A parlare sono loro, quelle lacrime che «scendono furtive» in luogo delle parole. È la volta di Ema, la bottiglia fra le mani, che scrive poesie perché «è meglio dell’erba» e vorrebbe essere Lady Gaga. Ema vive in strada e aspetta un bambino, «forse due gemelli», auspica mentre sorseggia birra. Ancora una volta Jan si allontana impietosito, per raccontare l’infanzia di Petra, e poi quella di Vid, con il padre che sfondava la porta del bagno e lui che si nascondeva con la mamma. Una vita in bianco e nero in cui tutto «o è una bugia o è la verità, o sei dipendente o non lo sei». Riecco il poeta Danijel, che regala versi di saggezza senza nulla chiedere: «Una betulla solitaria i rami allunga, non vuole sguardi umani». Similmente i tossicodipendenti, che sperano in una vita migliore nonostante l’esilio dai “normali”, un berretto in testa quale unica sicurezza al mondo.

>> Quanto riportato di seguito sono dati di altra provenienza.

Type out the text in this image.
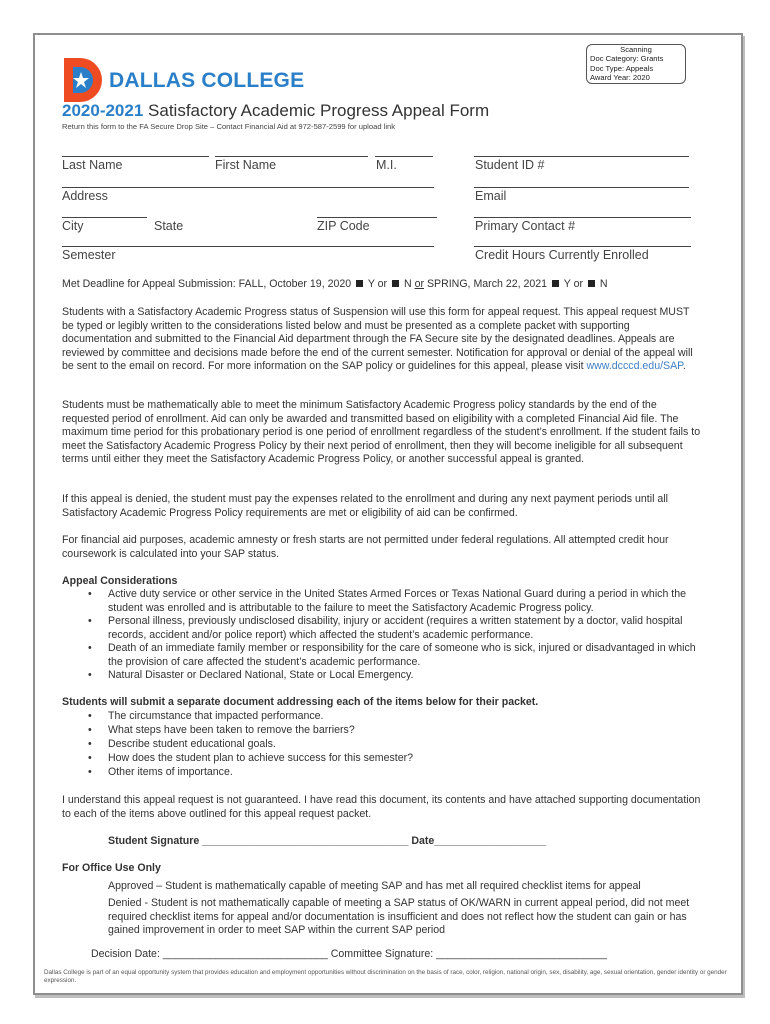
Scanning
Doc Category: Grants
Doc Type: Appeals
Award Year: 2020
DALLAS COLLEGE
2020-2021 Satisfactory Academic Progress Appeal Form
Return this form to the FA Secure Drop Site – Contact Financial Aid at 972-587-2599 for upload link
Last Name	First Name	M.I.	Student ID #
Address	Email
City	State	ZIP Code	Primary Contact #
Semester	Credit Hours Currently Enrolled
Met Deadline for Appeal Submission: FALL, October 19, 2020  Y or  N or SPRING, March 22, 2021  Y or  N
Students with a Satisfactory Academic Progress status of Suspension will use this form for appeal request. This appeal request MUST be typed or legibly written to the considerations listed below and must be presented as a complete packet with supporting documentation and submitted to the Financial Aid department through the FA Secure site by the designated deadlines. Appeals are reviewed by committee and decisions made before the end of the current semester. Notification for approval or denial of the appeal will be sent to the email on record. For more information on the SAP policy or guidelines for this appeal, please visit www.dcccd.edu/SAP.
Students must be mathematically able to meet the minimum Satisfactory Academic Progress policy standards by the end of the requested period of enrollment. Aid can only be awarded and transmitted based on eligibility with a completed Financial Aid file. The maximum time period for this probationary period is one period of enrollment regardless of the student’s enrollment. If the student fails to meet the Satisfactory Academic Progress Policy by their next period of enrollment, then they will become ineligible for all subsequent terms until either they meet the Satisfactory Academic Progress Policy, or another successful appeal is granted.
If this appeal is denied, the student must pay the expenses related to the enrollment and during any next payment periods until all Satisfactory Academic Progress Policy requirements are met or eligibility of aid can be confirmed.
For financial aid purposes, academic amnesty or fresh starts are not permitted under federal regulations. All attempted credit hour coursework is calculated into your SAP status.
Appeal Considerations
• Active duty service or other service in the United States Armed Forces or Texas National Guard during a period in which the student was enrolled and is attributable to the failure to meet the Satisfactory Academic Progress policy.
• Personal illness, previously undisclosed disability, injury or accident (requires a written statement by a doctor, valid hospital records, accident and/or police report) which affected the student’s academic performance.
• Death of an immediate family member or responsibility for the care of someone who is sick, injured or disadvantaged in which the provision of care affected the student’s academic performance.
• Natural Disaster or Declared National, State or Local Emergency.
Students will submit a separate document addressing each of the items below for their packet.
• The circumstance that impacted performance.
• What steps have been taken to remove the barriers?
• Describe student educational goals.
• How does the student plan to achieve success for this semester?
• Other items of importance.
I understand this appeal request is not guaranteed. I have read this document, its contents and have attached supporting documentation to each of the items above outlined for this appeal request packet.
Student Signature ___________________________________ Date___________________
For Office Use Only
Approved – Student is mathematically capable of meeting SAP and has met all required checklist items for appeal
Denied - Student is not mathematically capable of meeting a SAP status of OK/WARN in current appeal period, did not meet required checklist items for appeal and/or documentation is insufficient and does not reflect how the student can gain or has gained improvement in order to meet SAP within the current SAP period
Decision Date: ____________________________ Committee Signature: _____________________________
Dallas College is part of an equal opportunity system that provides education and employment opportunities without discrimination on the basis of race, color, religion, national origin, sex, disability, age, sexual orientation, gender identity or gender expression.
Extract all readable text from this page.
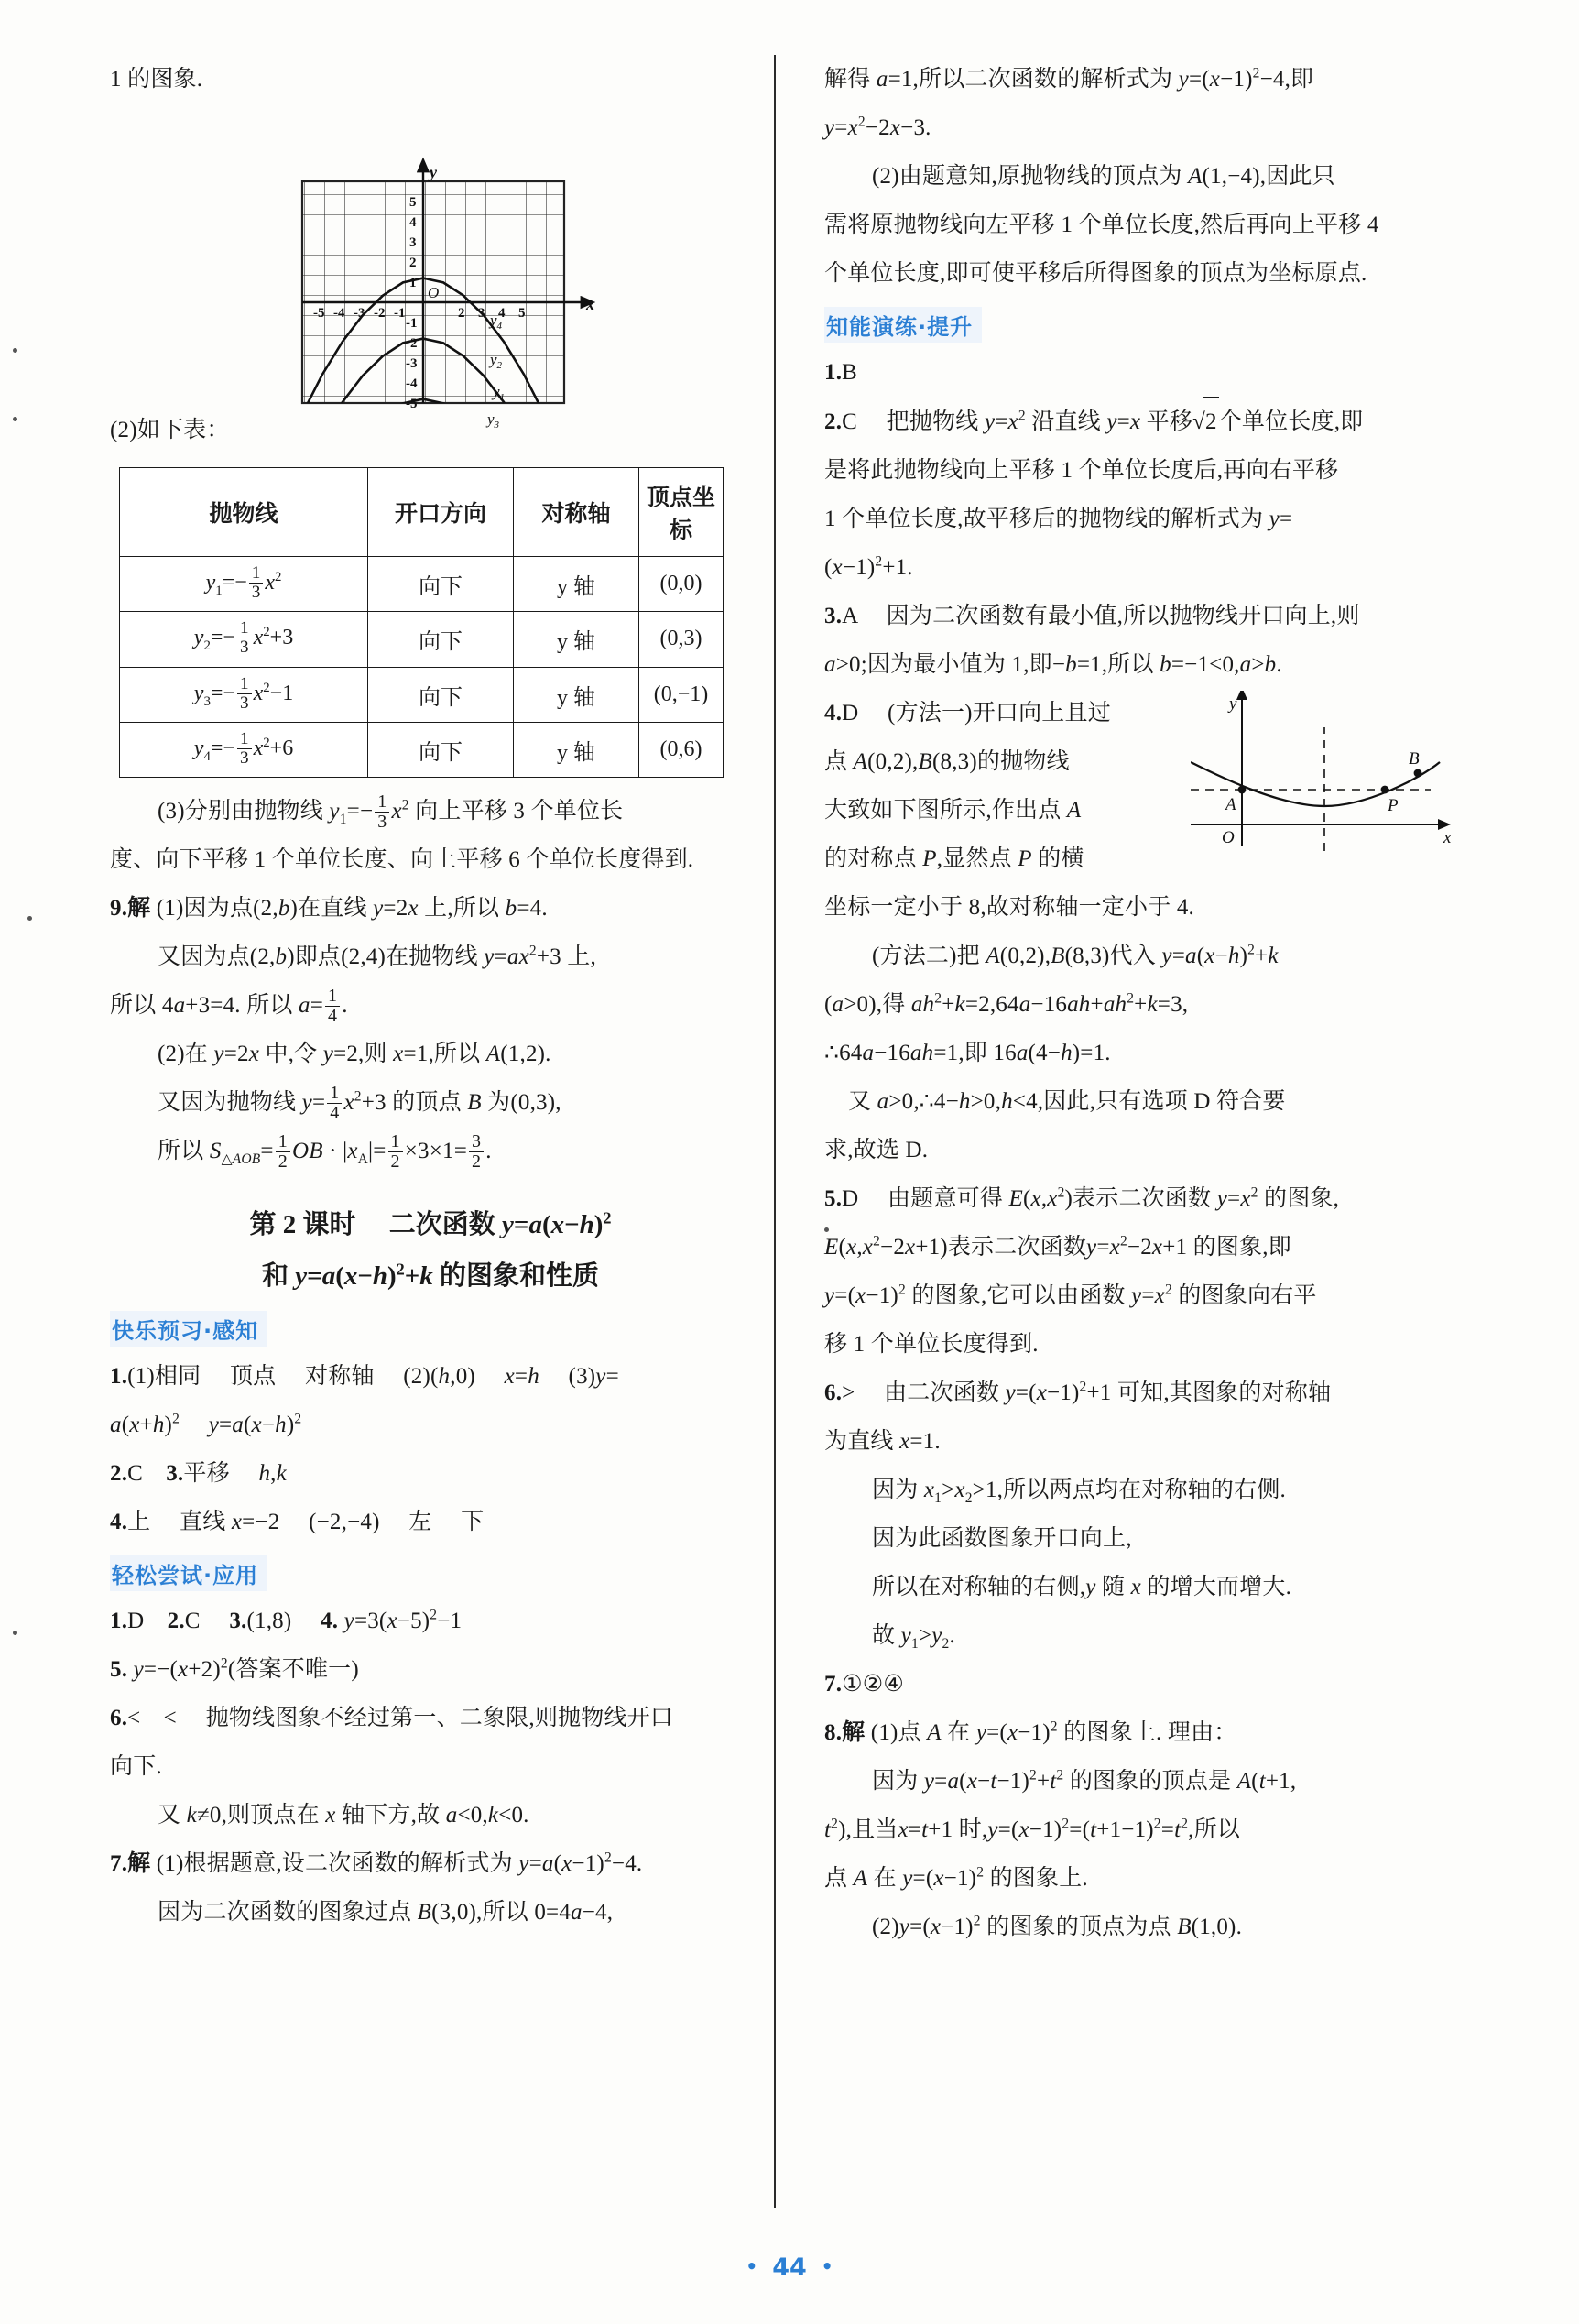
1 的图象.
5
4
3
2
1
-1
-2
-3
-4
-5
-5 -4 -3 -2 -1	2 3 4 5
y
x
O
$y_4$
$y_2$
$y_1$
$y_3$
(2)如下表：
抛物线	开口方向	对称轴	顶点坐标
$y_1=- \frac{1}{3} x^2$	向下	y 轴	(0,0)
$y_2=- \frac{1}{3} x^2+3$	向下	y 轴	(0,3)
$y_3=- \frac{1}{3} x^2-1$	向下	y 轴	(0,−1)
$y_4=- \frac{1}{3} x^2+6$	向下	y 轴	(0,6)
(3)分别由抛物线 $y_1=- \frac{1}{3} x^2$ 向上平移 3 个单位长
度、向下平移 1 个单位长度、向上平移 6 个单位长度得到.
9.解 (1)因为点(2,b)在直线 y=2x 上,所以 b=4.
又因为点(2,b)即点(2,4)在抛物线 $y=ax^2+3$ 上,
所以 4a+3=4. 所以 $a= \frac{1}{4}$ .
(2)在 y=2x 中,令 y=2,则 x=1,所以 A(1,2).
又因为抛物线 $y= \frac{1}{4} x^2+3$ 的顶点 B 为(0,3),
所以 $S_{\triangle AOB}= \frac{1}{2}$ OB · $|x_A|= \frac{1}{2} \times 3\times 1= \frac{3}{2}$ .
第 2 课时　 二次函数 $y=a(x-h)^2$
和 $y=a(x-h)^2+k$ 的图象和性质
快乐预习·感知
1.(1)相同　 顶点　 对称轴 　(2)(h,0)　 x=h　 (3)y=
$a(x+h)^2$　 $y=a(x-h)^2$
2.C　3.平移　 h,k
4.上　 直线 x=−2　 (−2,−4)　 左　 下
轻松尝试·应用
1.D　2.C　 3.(1,8)　 4. $y=3(x-5)^2-1$
5. $y=-(x+2)^2$(答案不唯一)
6.<　<　 抛物线图象不经过第一、二象限,则抛物线开口
向下.
又 k≠0,则顶点在 x 轴下方,故 a<0,k<0.
7.解 (1)根据题意,设二次函数的解析式为 $y=a(x-1)^2-4$.
因为二次函数的图象过点 B(3,0),所以 0=4a−4,
解得 a=1,所以二次函数的解析式为 $y=(x-1)^2-4$,即
$y=x^2-2x-3$.
(2)由题意知,原抛物线的顶点为 A(1,−4),因此只
需将原抛物线向左平移 1 个单位长度,然后再向上平移 4
个单位长度,即可使平移后所得图象的顶点为坐标原点.
知能演练·提升
1.B
2.C　 把抛物线 $y=x^2$ 沿直线 y=x 平移√2个单位长度,即
是将此抛物线向上平移 1 个单位长度后,再向右平移
1 个单位长度,故平移后的抛物线的解析式为 y=
$(x-1)^2+1$.
3.A　 因为二次函数有最小值,所以抛物线开口向上,则
a>0;因为最小值为 1,即−b=1,所以 b=−1<0,a>b.
A	P
B
O	x
y
4.D 　(方法一)开口向上且过
点 A(0,2),B(8,3)的抛物线
大致如下图所示,作出点 A
的对称点 P,显然点 P 的横
坐标一定小于 8,故对称轴一定小于 4.
(方法二)把 A(0,2),B(8,3)代入 $y=a(x-h)^2+k$
(a>0),得 $ah^2+k=2,64a-16ah+ah^2+k=3$,
∴64a−16ah=1,即 16a(4−h)=1.
又 a>0,∴4−h>0,h<4,因此,只有选项 D 符合要
求,故选 D.
5.D　 由题意可得 $E(x,x^2)$表示二次函数 $y=x^2$ 的图象,
$E(x,x^2-2x+1)$表示二次函数$y=x^2-2x+1$ 的图象,即
$y=(x-1)^2$ 的图象,它可以由函数 $y=x^2$ 的图象向右平
移 1 个单位长度得到.
6.>　 由二次函数 $y=(x-1)^2+1$ 可知,其图象的对称轴
为直线 x=1.
因为 $x_1>x_2>1$,所以两点均在对称轴的右侧.
因为此函数图象开口向上,
所以在对称轴的右侧,y 随 x 的增大而增大.
故 $y_1>y_2$.
7.①②④
8.解 (1)点 A 在 $y=(x-1)^2$ 的图象上. 理由：
因为 $y=a(x-t-1)^2+t^2$ 的图象的顶点是 A(t+1,
$t^2$),且当x=t+1 时$,y=(x-1)^2=(t+1-1)^2=t^2$,所以
点 A 在 $y=(x-1)^2$ 的图象上.
$(2)y=(x-1)^2$ 的图象的顶点为点 B(1,0).
• 44 •
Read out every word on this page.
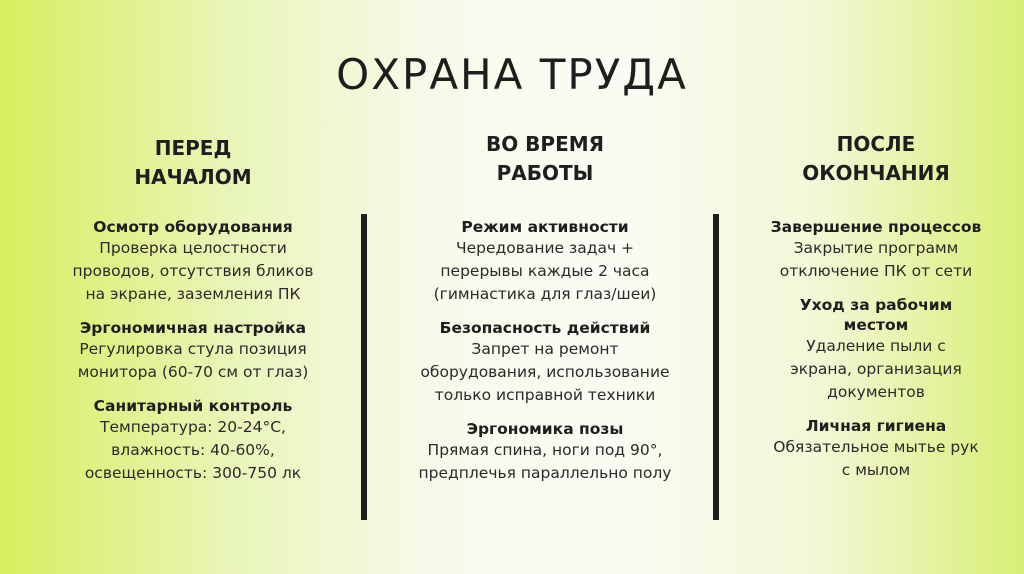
ОХРАНА ТРУДА
ПЕРЕД
НАЧАЛОМ
Осмотр оборудования
Проверка целостности
проводов, отсутствия бликов
на экране, заземления ПК
Эргономичная настройка
Регулировка стула позиция
монитора (60-70 см от глаз)
Санитарный контроль
Температура: 20-24°С,
влажность: 40-60%,
освещенность: 300-750 лк
ВО ВРЕМЯ
РАБОТЫ
Режим активности
Чередование задач +
перерывы каждые 2 часа
(гимнастика для глаз/шеи)
Безопасность действий
Запрет на ремонт
оборудования, использование
только исправной техники
Эргономика позы
Прямая спина, ноги под 90°,
предплечья параллельно полу
ПОСЛЕ
ОКОНЧАНИЯ
Завершение процессов
Закрытие программ
отключение ПК от сети
Уход за рабочим
местом
Удаление пыли с
экрана, организация
документов
Личная гигиена
Обязательное мытье рук
с мылом
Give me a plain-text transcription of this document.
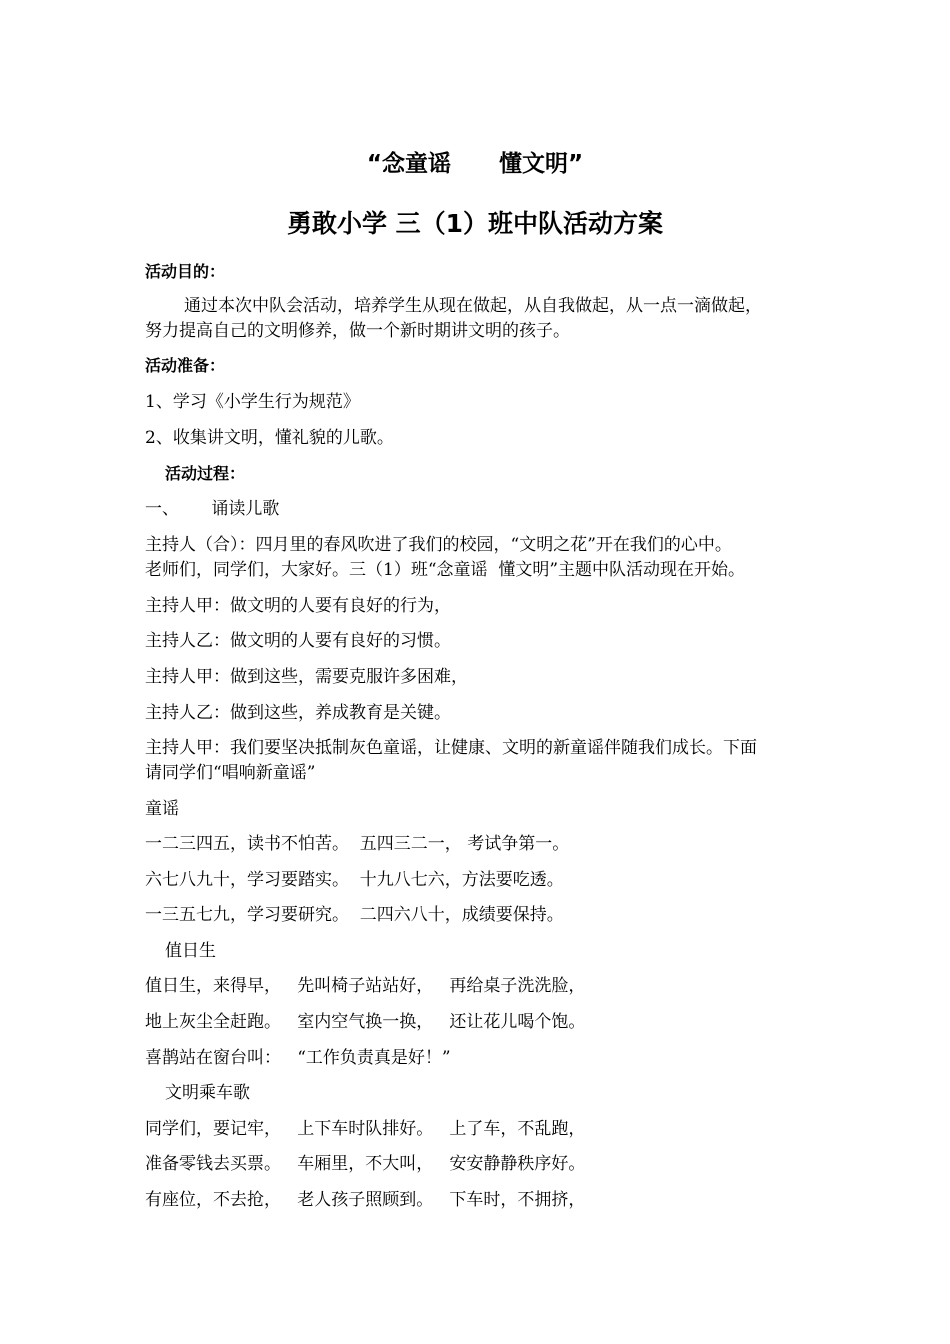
“念童谣      懂文明”
勇敢小学 三（1）班中队活动方案
活动目的：
通过本次中队会活动，培养学生从现在做起，从自我做起，从一点一滴做起，
努力提高自己的文明修养，做一个新时期讲文明的孩子。
活动准备：
1、学习《小学生行为规范》
2、收集讲文明，懂礼貌的儿歌。
活动过程：
一、      诵读儿歌
主持人（合）：四月里的春风吹进了我们的校园，“文明之花”开在我们的心中。
老师们，同学们，大家好。三（1）班“念童谣  懂文明”主题中队活动现在开始。
主持人甲：做文明的人要有良好的行为，
主持人乙：做文明的人要有良好的习惯。
主持人甲：做到这些，需要克服许多困难，
主持人乙：做到这些，养成教育是关键。
主持人甲：我们要坚决抵制灰色童谣，让健康、文明的新童谣伴随我们成长。下面
请同学们“唱响新童谣”
童谣
一二三四五，读书不怕苦。  五四三二一， 考试争第一。
六七八九十，学习要踏实。  十九八七六，方法要吃透。
一三五七九，学习要研究。  二四六八十，成绩要保持。
值日生
值日生，来得早，   先叫椅子站站好，   再给桌子洗洗脸，
地上灰尘全赶跑。   室内空气换一换，   还让花儿喝个饱。
喜鹊站在窗台叫：   “工作负责真是好！”
文明乘车歌
同学们，要记牢，   上下车时队排好。   上了车，不乱跑，
准备零钱去买票。   车厢里，不大叫，   安安静静秩序好。
有座位，不去抢，   老人孩子照顾到。   下车时，不拥挤，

Si presenta Aleks, i lobi delle orecchie forati e i tatuaggi a ragnatela, a rappresentare l’intricato percorso della sua vita. Vorrebbe aiutare tutti, ma vive sperando che il mondo migliori, per sbocciare in un luogo «senza più guerre né lotte per la terra». Ermin è invece un padre che si guadagna il pane mendicando di nascosto alla famiglia dalla quale è stato abbandonato. Gli occhi gonfi per un pestaggio, sopravvive a stento, lo sguardo ormai incapace di aprirsi al mondo. Ciascuno svela la sua storia: un florilegio di esistenze che si dissolve nella canzone finale “Welcome to my magic place”, dove a risplendere sopra ogni male è il meraviglioso sorriso dei protagonisti. Quello di Brina Saša, Danijel, Petra, Ema, Vid, Aleks, Ermin, Adnan, Maja, Matej e Miro insieme a mamma Joži. E infine quello di Marko, deceduto poco dopo le riprese.